🤖 AI Summary
This work addresses the limited interpretability of existing automated systems in multimodal hate speech detection, which hinders human-AI collaborative moderation by failing to provide fine-grained evidence such as temporal timestamps and target identities. To overcome this, the task is reframed from binary classification to structured reasoning, introducing a self-constrained cross-modal contextual mechanism that integrates vision–language and audio–language models. A cascaded reinforcement learning strategy is designed to enable cross-modal co-optimization without requiring dense frame-level annotations. The proposed approach achieves, for the first time in multimodal hate speech detection, simultaneous high-accuracy target identification and temporal localization. It significantly outperforms zero-shot and context-enhanced baselines across three benchmark datasets, attaining an F1 score of 0.73 on HateMM for target identification—representing a 30% improvement over the previous best method.
📝 Abstract
Social media platforms are increasingly dominated by long-form multimodal content, where harmful narratives are constructed through a complex interplay of audio, visual, and textual cues.
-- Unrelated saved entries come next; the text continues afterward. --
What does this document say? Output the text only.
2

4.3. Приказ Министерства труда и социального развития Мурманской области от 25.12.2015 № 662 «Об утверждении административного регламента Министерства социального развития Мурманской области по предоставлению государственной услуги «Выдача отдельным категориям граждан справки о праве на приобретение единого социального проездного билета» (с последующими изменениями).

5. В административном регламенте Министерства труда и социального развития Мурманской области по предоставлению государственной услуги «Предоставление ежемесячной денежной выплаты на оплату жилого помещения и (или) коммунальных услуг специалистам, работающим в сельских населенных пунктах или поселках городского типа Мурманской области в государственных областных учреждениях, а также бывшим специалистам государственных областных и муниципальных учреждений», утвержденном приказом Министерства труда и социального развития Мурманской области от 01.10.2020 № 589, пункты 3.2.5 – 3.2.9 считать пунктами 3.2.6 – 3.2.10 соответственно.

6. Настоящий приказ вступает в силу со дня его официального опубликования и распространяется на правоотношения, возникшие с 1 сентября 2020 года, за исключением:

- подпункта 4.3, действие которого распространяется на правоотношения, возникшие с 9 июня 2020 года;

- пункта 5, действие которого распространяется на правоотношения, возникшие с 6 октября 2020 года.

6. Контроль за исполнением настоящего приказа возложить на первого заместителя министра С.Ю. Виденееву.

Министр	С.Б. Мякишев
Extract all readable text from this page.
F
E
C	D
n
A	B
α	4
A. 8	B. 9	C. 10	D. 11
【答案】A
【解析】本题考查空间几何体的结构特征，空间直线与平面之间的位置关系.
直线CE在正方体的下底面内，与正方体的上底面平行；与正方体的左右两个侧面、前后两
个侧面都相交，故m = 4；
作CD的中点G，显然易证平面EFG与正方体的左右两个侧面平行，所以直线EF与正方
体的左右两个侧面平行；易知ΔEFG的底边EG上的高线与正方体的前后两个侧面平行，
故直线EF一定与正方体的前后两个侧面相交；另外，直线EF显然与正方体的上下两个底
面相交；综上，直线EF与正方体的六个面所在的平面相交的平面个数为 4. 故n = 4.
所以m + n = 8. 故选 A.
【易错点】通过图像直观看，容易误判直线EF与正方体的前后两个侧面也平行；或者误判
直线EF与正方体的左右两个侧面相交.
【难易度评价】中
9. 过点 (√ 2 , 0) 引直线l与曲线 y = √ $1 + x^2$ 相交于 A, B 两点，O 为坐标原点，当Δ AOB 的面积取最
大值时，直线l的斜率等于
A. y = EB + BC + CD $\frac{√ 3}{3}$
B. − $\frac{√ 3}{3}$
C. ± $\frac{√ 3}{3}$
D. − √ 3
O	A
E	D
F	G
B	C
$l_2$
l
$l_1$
While automated systems can flag hate speech with high accuracy, they often function as"black boxes"that fail to provide the granular, interpretable evidence, such as precise timestamps and target identities, required for effective human-in-the-loop moderation. In this work, we introduce TANDEM, a unified framework that transforms audio-visual hate detection from a binary classification task into a structured reasoning problem. Our approach employs a novel tandem reinforcement learning strategy where vision-language and audio-language models optimize each other through self-constrained cross-modal context, stabilizing reasoning over extended temporal sequences without requiring dense frame-level supervision. Experiments across three benchmark datasets demonstrate that TANDEM significantly outperforms zero-shot and context-augmented baselines, achieving 0.73 F1 in target identification on HateMM (a 30% improvement over state-of-the-art) while maintaining precise temporal grounding. We further observe that while binary detection is robust, differentiating between offensive and hateful content remains challenging in multi-class settings due to inherent label ambiguity and dataset imbalance. More broadly, our findings suggest that structured, interpretable alignment is achievable even in complex multimodal settings, offering a blueprint for the next generation of transparent and actionable online safety moderation tools.